Pêche : plainte contre le secrétaire d’État chargé de la mer

Bloom a annoncé avoir déposé plainte contre Hervé Berville devant la Cour de justice de la République. Ici, une remontée du chalut de fond à bord du Précurseur, en 2011. - © Ifremer/CC BY 4.0/Dugornay Olivier
Bloom a annoncé avoir déposé plainte contre Hervé Berville devant la Cour de justice de la République. Ici, une remontée du chalut de fond à bord du Précurseur, en 2011. - © Ifremer/CC BY 4.0/Dugornay Olivier
Le secrétaire d’État chargé de la mer, Hervé Berville, pourrait-il être condamné pour ses propos sur les aires marines protégées ? Mardi 11 avril, Bloom a annoncé avoir déposé plainte contre lui devant la Cour de justice de la République, la juridiction en charge des crimes et délits commis par des membres du gouvernement dans l’exercice de leur fonction. L’association de défense des océans l’accuse d’avoir tenu, entre le 8 mars et le 4 avril, un discours « mensonger » sur les aires marines protégées. Ses propos « pyromanes » auraient, toujours selon Bloom, alimenté la colère des pêcheurs, cette dernière s’étant soldée, dans la nuit du 30 mars, par l’incendie des locaux de l’Office français de la biodiversité (OFB) de Brest.
L’association pointe du doigt plusieurs prises de parole du secrétaire d’État chargé de la mer. Le 8 mars, au Sénat, il a soutenu que la France était « totalement » opposée à l’interdiction du chalutage de fond — une technique de pêche énergivore et destructrice — dans les aires marines protégées. Propos réitérés les 15, 20 et 30 mars, cette fois en accusant le récent « Plan d’action pour l’océan » de la Commission européenne (qui invite les États à prendre une telle mesure) de « condamner » la pêche artisanale française.

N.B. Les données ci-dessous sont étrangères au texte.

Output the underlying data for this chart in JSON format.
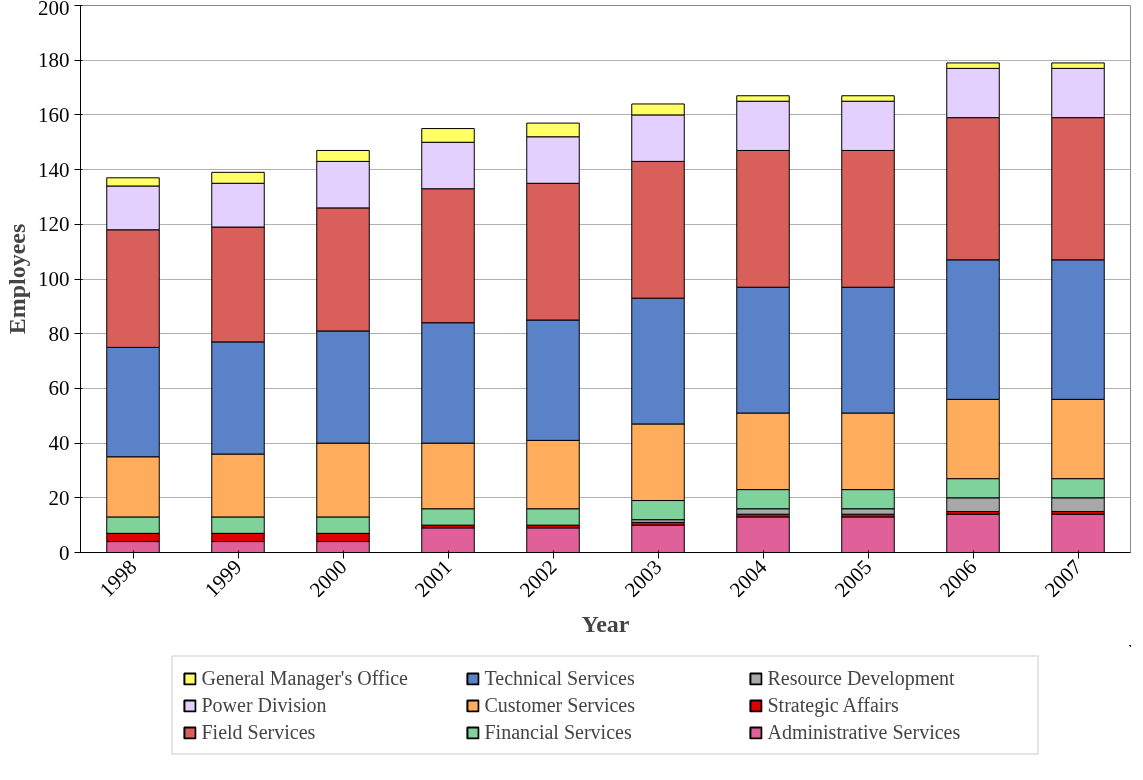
{
  "chart_data": {
    "type": "bar",
    "stacked": true,
    "xlabel": "Year",
    "ylabel": "Employees",
    "categories": [
      "1998",
      "1999",
      "2000",
      "2001",
      "2002",
      "2003",
      "2004",
      "2005",
      "2006",
      "2007"
    ],
    "ylim": [
      0,
      200
    ],
    "yticks": [
      0,
      20,
      40,
      60,
      80,
      100,
      120,
      140,
      160,
      180,
      200
    ],
    "grid": "y",
    "legend": "bottom",
    "series": [
      {
        "name": "Administrative Services",
        "color": "#e0609a",
        "values": [
          4,
          4,
          4,
          9,
          9,
          10,
          13,
          13,
          14,
          14
        ]
      },
      {
        "name": "Strategic Affairs",
        "color": "#dd0000",
        "values": [
          3,
          3,
          3,
          1,
          1,
          1,
          1,
          1,
          1,
          1
        ]
      },
      {
        "name": "Resource Development",
        "color": "#a8a8a8",
        "values": [
          0,
          0,
          0,
          0,
          0,
          1,
          2,
          2,
          5,
          5
        ]
      },
      {
        "name": "Financial Services",
        "color": "#7fd39a",
        "values": [
          6,
          6,
          6,
          6,
          6,
          7,
          7,
          7,
          7,
          7
        ]
      },
      {
        "name": "Customer Services",
        "color": "#ffad5c",
        "values": [
          22,
          23,
          27,
          24,
          25,
          28,
          28,
          28,
          29,
          29
        ]
      },
      {
        "name": "Technical Services",
        "color": "#5a82c8",
        "values": [
          40,
          41,
          41,
          44,
          44,
          46,
          46,
          46,
          51,
          51
        ]
      },
      {
        "name": "Field Services",
        "color": "#d9605a",
        "values": [
          43,
          42,
          45,
          49,
          50,
          50,
          50,
          50,
          52,
          52
        ]
      },
      {
        "name": "Power Division",
        "color": "#e4d0ff",
        "values": [
          16,
          16,
          17,
          17,
          17,
          17,
          18,
          18,
          18,
          18
        ]
      },
      {
        "name": "General Manager's Office",
        "color": "#ffff66",
        "values": [
          3,
          4,
          4,
          5,
          5,
          4,
          2,
          2,
          2,
          2
        ]
      }
    ]
  }
}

Ces allégations sont fausses, assure Bloom. Le plan de la Commission européenne n’est en effet pas contraignant. Et même s’il l’était, l’interdiction du chalutage de fond n’aurait concerné que les zones Natura 2000 protégées au titre de la directive « habitat », soit « une toute petite partie » des aires marines protégées françaises, assure la fondatrice de l’association, Claire Nouvian. La littérature scientifique montre, par ailleurs, que les aires marines protégées sont bénéfiques aux pêcheurs artisanaux, en faisant augmenter de manière spectaculaire la biomasse en leur sein et aux alentours.
Une « fake news eurosceptique »
« Hervé Berville a fait souffler un vent de panique en mentant délibérément, en faisant comme si tout le secteur allait à la trappe », dénonce Claire Nouvian. Le secrétaire d’État chargé de la mer aurait selon elle agi comme un « marchand de peur », instrumentalisant les craintes des pêcheurs dans la seule optique de soutenir le lobby industriel du chalut. Ce discours, poursuit-elle, a eu des conséquences matérielles et humaines graves, l’OFB ayant été pris pour cible par des pêcheurs en colère.
Les propos d’Hervé Berville seraient condamnables à deux titres, selon Swann Bommier, chargé de campagne au sein de l’association et spécialiste des aires marines protégées : l’article 23 de la loi sur la liberté de la presse, qui condamne tout discours pouvant amener un tiers à commettre des délits ou des crimes ; et l’article premier de la loi sur la transparence de la vie publique, selon lequel les membres du gouvernement doivent exercer leurs fonctions avec « dignité, probité et intégrité ». En diffusant une « fake news eurosceptique », en alimentant la colère des pêcheurs « pour rien », Hervé Berville serait allé « trop loin », selon Claire Nouvian. « On ne peut pas laisser passer ça », dénonce-t-elle, d’autant plus dans le contexte actuel de « dérive autoritaire du pouvoir contre les ONG et les défenseurs de l’environnement ».
L’association ignore, pour le moment, si la Cour de justice de la République acceptera de se saisir de cette affaire. Le secrétariat d’État chargé de la mer n’a pas répondu à nos sollicitations au sujet de la procédure en cours.